"And how," he said, "could God, the immovable, be moved against us for not having known Him when He himself denied us access to Him? But by your faith, my little animal, if belief in God was so necessary, that is, if eternity depended upon it, wouldn't God himself have infused us with light as bright as the Sun which hides itself from no one? For if we pretend that He wanted to come among men like children playing hide and seek-'Hey, there He is!'-that is, by sometimes masking himself and sometimes unmasking himself, hiding himself from some while revealing himself to others, this is to invent a God who is either stupid or malicious, especially given that it is through my mind that I have known Him, it is He that is weak and not I, since He could have given me organs or a soul that would not mistake Him. And if, on the contrary, He had given me a mind incapable of understanding, it would not have been my fault but his, since He could very well have given me a mind bright enough to know Him."
These diabolical and ridiculous opinions made me shiver throughout my body. I began to look more carefully at this man and I was surprised to see that his face had something terrifying about it that I hadn't yet noticed. His eyes were little and deep-set, his skin was dark, his mouth immense, his jaw covered with hair, his nails black. "O God," I immediately said to myself, this miserable fellow is lost after this life and he may even be the Antichrist of whom so much is said in our world."

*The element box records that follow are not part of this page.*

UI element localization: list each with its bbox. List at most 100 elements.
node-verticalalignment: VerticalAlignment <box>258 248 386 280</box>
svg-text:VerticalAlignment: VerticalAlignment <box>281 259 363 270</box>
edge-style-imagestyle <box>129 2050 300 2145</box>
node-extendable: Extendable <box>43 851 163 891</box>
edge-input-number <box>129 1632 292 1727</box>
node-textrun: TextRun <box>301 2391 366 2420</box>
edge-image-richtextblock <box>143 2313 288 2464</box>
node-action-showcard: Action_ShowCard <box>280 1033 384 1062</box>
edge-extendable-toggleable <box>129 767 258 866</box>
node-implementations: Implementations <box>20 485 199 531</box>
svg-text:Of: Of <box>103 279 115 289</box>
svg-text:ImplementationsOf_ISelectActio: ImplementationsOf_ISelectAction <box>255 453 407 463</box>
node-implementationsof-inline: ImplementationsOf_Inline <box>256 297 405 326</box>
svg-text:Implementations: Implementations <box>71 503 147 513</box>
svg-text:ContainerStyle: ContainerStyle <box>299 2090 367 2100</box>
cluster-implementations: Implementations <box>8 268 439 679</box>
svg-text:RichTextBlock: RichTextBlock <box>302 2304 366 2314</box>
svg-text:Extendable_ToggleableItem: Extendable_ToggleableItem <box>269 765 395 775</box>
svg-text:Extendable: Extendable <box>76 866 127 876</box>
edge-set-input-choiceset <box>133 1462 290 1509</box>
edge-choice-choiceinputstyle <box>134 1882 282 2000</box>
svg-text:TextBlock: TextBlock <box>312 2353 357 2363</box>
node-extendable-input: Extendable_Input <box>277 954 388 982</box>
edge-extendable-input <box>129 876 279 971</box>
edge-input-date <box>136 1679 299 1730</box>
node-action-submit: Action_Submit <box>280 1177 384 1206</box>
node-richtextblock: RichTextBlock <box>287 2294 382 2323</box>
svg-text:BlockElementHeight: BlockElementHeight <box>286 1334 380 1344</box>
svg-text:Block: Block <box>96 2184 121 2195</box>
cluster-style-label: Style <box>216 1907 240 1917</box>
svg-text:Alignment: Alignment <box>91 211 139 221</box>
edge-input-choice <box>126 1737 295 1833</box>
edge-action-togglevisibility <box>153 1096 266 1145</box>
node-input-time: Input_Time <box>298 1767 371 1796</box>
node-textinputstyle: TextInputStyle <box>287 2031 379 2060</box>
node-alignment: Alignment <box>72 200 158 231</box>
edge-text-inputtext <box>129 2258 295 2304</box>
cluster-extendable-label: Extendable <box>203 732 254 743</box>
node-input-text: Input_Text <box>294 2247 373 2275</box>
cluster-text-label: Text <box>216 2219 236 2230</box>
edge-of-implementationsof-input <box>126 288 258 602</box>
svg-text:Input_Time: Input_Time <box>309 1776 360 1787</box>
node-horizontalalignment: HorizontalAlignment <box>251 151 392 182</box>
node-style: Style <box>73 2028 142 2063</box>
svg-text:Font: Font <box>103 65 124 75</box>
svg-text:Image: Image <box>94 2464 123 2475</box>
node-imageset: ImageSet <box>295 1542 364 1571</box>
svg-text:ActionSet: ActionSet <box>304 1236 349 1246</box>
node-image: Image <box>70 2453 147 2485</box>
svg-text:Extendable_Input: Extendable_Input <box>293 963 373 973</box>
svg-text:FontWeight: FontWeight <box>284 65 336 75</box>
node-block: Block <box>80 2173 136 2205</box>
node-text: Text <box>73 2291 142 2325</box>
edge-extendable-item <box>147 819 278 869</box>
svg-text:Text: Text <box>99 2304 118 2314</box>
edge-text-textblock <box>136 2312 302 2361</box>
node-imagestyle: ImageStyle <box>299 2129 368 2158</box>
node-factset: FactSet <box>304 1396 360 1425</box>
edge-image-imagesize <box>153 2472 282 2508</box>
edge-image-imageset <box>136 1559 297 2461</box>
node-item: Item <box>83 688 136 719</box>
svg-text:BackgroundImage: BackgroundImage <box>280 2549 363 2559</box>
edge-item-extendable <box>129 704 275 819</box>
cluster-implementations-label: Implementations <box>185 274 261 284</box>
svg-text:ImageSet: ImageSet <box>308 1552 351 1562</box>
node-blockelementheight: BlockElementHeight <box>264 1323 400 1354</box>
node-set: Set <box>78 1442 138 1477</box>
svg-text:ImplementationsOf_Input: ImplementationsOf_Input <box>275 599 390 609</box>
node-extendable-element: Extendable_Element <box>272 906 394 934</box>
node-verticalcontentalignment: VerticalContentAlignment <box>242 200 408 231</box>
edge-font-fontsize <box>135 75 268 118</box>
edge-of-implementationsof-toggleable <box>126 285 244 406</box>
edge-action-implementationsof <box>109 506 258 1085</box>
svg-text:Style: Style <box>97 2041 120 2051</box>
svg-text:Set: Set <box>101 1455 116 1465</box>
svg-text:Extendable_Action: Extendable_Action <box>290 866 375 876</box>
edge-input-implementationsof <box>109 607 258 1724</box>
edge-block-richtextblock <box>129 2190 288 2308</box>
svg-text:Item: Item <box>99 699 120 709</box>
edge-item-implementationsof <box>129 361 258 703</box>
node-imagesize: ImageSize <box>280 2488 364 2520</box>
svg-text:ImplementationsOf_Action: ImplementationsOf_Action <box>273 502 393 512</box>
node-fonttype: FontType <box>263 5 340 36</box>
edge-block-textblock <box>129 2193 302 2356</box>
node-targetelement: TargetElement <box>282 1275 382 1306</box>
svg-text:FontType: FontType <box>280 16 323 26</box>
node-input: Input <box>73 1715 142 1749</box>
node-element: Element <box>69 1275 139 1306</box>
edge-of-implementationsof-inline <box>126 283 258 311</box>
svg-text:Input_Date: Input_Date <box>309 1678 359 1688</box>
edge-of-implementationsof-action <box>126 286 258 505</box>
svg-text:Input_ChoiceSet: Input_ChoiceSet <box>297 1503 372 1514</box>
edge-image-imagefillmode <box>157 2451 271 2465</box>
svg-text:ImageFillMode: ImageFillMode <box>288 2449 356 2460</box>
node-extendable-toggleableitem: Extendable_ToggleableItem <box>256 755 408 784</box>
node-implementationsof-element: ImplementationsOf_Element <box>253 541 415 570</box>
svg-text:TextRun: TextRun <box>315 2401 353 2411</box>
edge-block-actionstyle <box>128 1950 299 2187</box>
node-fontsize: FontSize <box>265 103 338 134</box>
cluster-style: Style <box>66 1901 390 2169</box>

Nonetheless, I did not reveal these thoughts to my companion because of my respect for his intelligence and the fact that some of the favorable gifts that Nature had bestowed upon him at birth had inspired in me a certain friendliness toward him. Yet I could not keep myself from bursting out with warnings about the bad end he was facing. But he, in answer to my anger, cried, "Yes, by death itself. . ." I do not know what he was going to say, for at that very moment someone knocked at the door of our room and there entered a giant black man, covered with hair. He came in and, seizing the blasphemer by the body, threw him out through the chimney.
My own pity for the fate of this unhappy fellow drove me to grab him in order to pull him from the claws of the Ethiopian. But he was so strong that he threw us both out together, and, in a moment, we were in the sky. It was no longer love for my neighbor that compelled me to hang on tight, but fear of falling. After having risen into the sky for I know not how many days, with no idea what would become of me, I noticed that we were drawing near to our world. Already I could distinguish Asia from Europe and Europe from Africa. As we fell further, I could no longer see beyond Italy, when my heart told me that, without a doubt, the Devil would take my host to Hell, body and soul. For this reason we were passing our own Earth, since Hell lies at its center. Yet I soon forgot this reflection and everything that had overtaken me since the time that the Devil had become our means of transport. This was because of the terror inspired in me by the sight of a mountain on fire, which we nearly touched. The vision of this burning spectacle led me to cry out, "Jesus Mary." Scarcely had I finished the last syllable of these words than I found myself stretched out among the bushes on the top of a little hill with two or three shepherds around me, reciting litanies and speaking in Italian. "Oh," I cried. "God be praised! Finally I have found Christians on the Moon. Please tell me, friends, which province of your world I am in now." "In Italy," they answered. "What," I interrupted. "Is there an Italy in the world of the Moon too?" So little had I reflected on what had happened that I had not even noticed yet that they spoke Italian to me, and that I answered them back in the same language.